Дня, может, четыре назад мы обнаружили у деда в сарае кнуты и быстро освоили, как издавать ими оглушительный щщщёлк. После каждого удара эхо несколько раз отщёлкивалось в ответ, и даже кукушка, чертыхнувшись, умолкала.
Уже на следующий день корова шла домой, держась от нас на расстоянии, чуть превышающем удар кнутом. Едва мы пытались приблизиться к ней, они припускала бегом, косясь на нас сливовым глазом, – умная животина.
Путь к дому пролегал мимо пруда.
На третий день нас обругали рыбаки – им казалось, что щёлканьем кнута мы отгоняем карася от их залипших в сиреневой воде поплавков.
Пожаловались на рыбаков деду. Он ответил спокойно:
– Этот пруд я вырыл, щёлкайте сколько хотите. А то опять зарою. Будут на чернозёме рыбу ловить…
И добавил:
– Если опять заорут – подойдите и кнутом по заднице им…
Рыбаки все были наши соседи, мужичьё взрослое и нестрашное. Мне ж и Вальку исполнилось уже по тринадцать: подходила пора, когда бояться стоило нас самих, круторёбрых, всегда возбуждённых, с громкими, галочьими голосами.

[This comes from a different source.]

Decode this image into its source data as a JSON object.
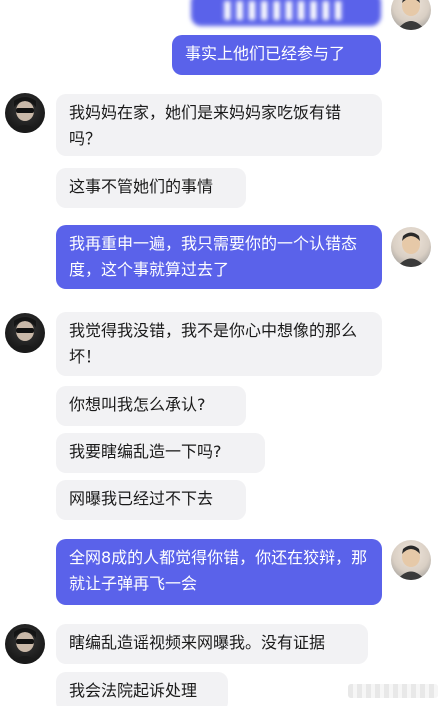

Рубах мы не носили, обуви тоже, к середине лета покрывались загаром, замешенным с цветочной пылью, оттого серебрились на солнышке, заметные издалека, как пятаки.Этих двоих мы увидели впервые – парня и девчонку. Они, нацелившись удочками, стояли на берегу, метрах в семи друг от друга.

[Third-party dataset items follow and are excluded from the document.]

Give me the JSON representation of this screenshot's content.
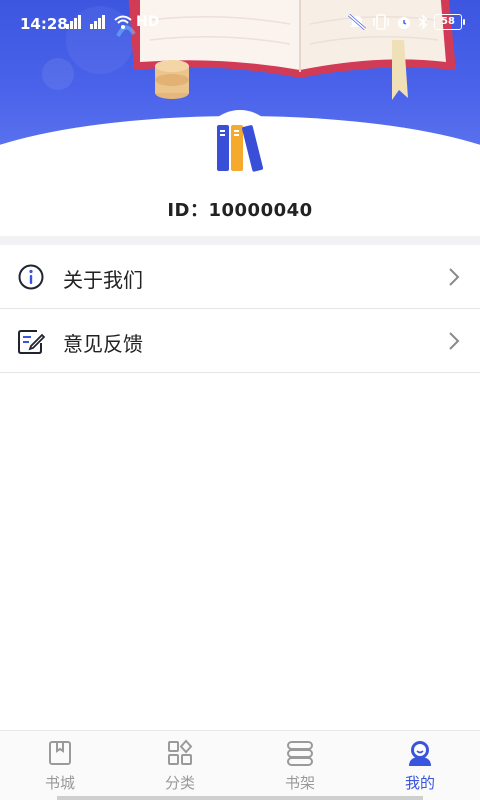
{
  "status_bar": {
    "time": "14:28",
    "network_label": "HD",
    "battery": "58",
    "icons": [
      "signal-icon",
      "wifi-icon",
      "mute-icon",
      "vibrate-icon",
      "alarm-icon",
      "bluetooth-icon",
      "battery-icon"
    ]
  },
  "profile": {
    "user_id": "ID：10000040",
    "avatar_icon": "books-logo-icon"
  },
  "menu": {
    "items": [
      {
        "label": "关于我们",
        "icon": "info-icon"
      },
      {
        "label": "意见反馈",
        "icon": "feedback-edit-icon"
      }
    ]
  },
  "bottom_nav": {
    "items": [
      {
        "label": "书城",
        "icon": "bookstore-icon",
        "active": false
      },
      {
        "label": "分类",
        "icon": "category-icon",
        "active": false
      },
      {
        "label": "书架",
        "icon": "bookshelf-icon",
        "active": false
      },
      {
        "label": "我的",
        "icon": "profile-icon",
        "active": true
      }
    ]
  },
  "colors": {
    "accent": "#3a55dd",
    "banner": "#4a63ea",
    "inactive": "#9a9a9a"
  }
}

Парень не посмотрел на нас или, скорей, сделал вид, что не посмотрел. Зато девчонка сначала быстро оценила нас, когда мы подходили слева, а потом, повернув голову направо, так засмотрелась нам вслед, что, неожиданно соскользнув ножкой по илистому берегу, не удержав равновесия, смешно и с размаху упала на задок.
Парень её заржал в голос, она и сама засмеялась беззвучно, не пытаясь подняться, а продолжая смотреть на нас.

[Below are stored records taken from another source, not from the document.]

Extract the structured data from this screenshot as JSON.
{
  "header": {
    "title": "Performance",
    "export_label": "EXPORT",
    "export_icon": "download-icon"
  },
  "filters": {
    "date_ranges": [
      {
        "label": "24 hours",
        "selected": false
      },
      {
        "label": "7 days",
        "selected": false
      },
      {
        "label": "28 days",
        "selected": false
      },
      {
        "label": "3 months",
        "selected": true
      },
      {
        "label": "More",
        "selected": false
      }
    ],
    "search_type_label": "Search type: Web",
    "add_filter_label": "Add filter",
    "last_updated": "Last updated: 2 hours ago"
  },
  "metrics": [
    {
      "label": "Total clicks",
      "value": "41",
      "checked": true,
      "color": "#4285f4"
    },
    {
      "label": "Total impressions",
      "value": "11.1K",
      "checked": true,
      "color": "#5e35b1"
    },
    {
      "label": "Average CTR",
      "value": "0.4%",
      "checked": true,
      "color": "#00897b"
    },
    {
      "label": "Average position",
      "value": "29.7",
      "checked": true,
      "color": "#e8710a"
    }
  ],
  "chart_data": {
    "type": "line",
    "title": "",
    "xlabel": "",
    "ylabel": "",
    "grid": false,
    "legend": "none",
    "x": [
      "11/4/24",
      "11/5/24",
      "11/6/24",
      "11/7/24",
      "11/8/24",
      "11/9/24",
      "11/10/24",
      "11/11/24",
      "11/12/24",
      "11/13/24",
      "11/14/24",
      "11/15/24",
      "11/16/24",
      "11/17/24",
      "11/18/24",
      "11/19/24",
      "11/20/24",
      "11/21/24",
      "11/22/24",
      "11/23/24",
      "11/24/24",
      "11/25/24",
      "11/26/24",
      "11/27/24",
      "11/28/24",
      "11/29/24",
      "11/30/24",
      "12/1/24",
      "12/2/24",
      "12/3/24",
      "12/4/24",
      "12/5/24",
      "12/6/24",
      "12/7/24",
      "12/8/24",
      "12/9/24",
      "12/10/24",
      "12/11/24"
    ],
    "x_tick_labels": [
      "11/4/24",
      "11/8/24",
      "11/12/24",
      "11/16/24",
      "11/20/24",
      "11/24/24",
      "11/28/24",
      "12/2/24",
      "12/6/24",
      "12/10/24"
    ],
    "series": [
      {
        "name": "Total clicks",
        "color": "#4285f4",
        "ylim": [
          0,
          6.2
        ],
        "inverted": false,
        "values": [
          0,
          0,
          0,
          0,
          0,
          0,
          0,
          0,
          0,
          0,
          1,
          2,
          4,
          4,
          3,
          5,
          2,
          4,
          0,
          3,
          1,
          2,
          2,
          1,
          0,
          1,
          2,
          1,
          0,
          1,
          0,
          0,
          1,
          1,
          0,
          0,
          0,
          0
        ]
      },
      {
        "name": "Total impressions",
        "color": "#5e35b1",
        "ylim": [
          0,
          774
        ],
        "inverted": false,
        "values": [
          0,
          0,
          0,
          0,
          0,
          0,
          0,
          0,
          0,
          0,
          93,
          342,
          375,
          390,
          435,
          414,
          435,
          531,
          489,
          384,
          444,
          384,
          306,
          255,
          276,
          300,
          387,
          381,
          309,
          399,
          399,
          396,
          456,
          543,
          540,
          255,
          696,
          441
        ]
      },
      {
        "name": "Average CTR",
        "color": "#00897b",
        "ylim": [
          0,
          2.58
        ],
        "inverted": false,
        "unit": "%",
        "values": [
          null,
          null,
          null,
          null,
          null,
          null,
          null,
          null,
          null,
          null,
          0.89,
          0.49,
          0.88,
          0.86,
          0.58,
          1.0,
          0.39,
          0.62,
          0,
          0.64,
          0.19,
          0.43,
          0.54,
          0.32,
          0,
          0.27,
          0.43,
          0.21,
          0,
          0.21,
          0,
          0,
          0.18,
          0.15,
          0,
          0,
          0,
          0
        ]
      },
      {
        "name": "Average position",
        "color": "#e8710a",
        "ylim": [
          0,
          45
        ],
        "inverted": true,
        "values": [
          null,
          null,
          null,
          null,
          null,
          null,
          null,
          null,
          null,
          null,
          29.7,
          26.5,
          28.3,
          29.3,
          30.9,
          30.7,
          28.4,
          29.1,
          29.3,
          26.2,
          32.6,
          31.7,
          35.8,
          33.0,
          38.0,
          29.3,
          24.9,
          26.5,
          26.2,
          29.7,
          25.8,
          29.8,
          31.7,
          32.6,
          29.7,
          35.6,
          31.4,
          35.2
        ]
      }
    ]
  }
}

Мы с братиком тоже хохотнули картавым галочьим хохотком.
Девушка была очень хороша, молочна, белозуба, и белый, в незатейливых цветках, сарафанчик её – там, где грудь, был плотно наполнен и подрагивал.
Нужно было как-то ещё себя проявить, и мы с братиком, не сговариваясь, отожгли каждый своим кнутом такой «щщщёлк», что, казалось, воздух дважды лопнул как бумага.
– Э, хорош там! – грозно сказал парень нам вслед.
– Ага, щас, – ответил я, сам чуть пугаясь своей наглости – парень был явно на пару лет старше нас, на голову выше меня, на полторы головы – Валька, и в плечах бугрист и напорист.
– Э! – крикнул парень вслед ещё серьёзнее. – Гольцы, бля!
– Чё надо? – ответил братик, повернувшись и ощерившись.
– Лёх, ну хватит, чего ты? – сказала вдруг своему спутнику девушка, поднявшаяся с земли, – одновременно лёгкими шлепками стряхивая с… себя тёмное пятно.
– Оборзели совсем, – сказал тот недовольно, имея нас в виду, но вроде смягчившись на уговор своей девчонки.
Мы развернулись и пошли дальше.
Отойдя с полста метров, братик ещё раз исхитрился и вдарил кнутом погромче. Корова готовно отбежала несколько метров и вскоре опять побрела привычным ей шагом.
Случившееся на пруду несколько озадачило – в посёлке мы знали всех, и со всеми не первый год держали добрые отношения, благо, что юношества тут было с десяток голов, не больше. Откуда эти двое взялись, мы и понять не могли.
Спросили у деда, он сразу ответил:
– А с Москвы приехали, дом купили, крайний на дальнем порядке. Москвичи, – заключил дед с лёгким пренебрежением, – Сахаровы фамилие. Мать, бабка и брат с сестрой.
– Сестра! – обрадовались мы с братиком, одновременно повернувшись друг к другу. – Она сестра ему!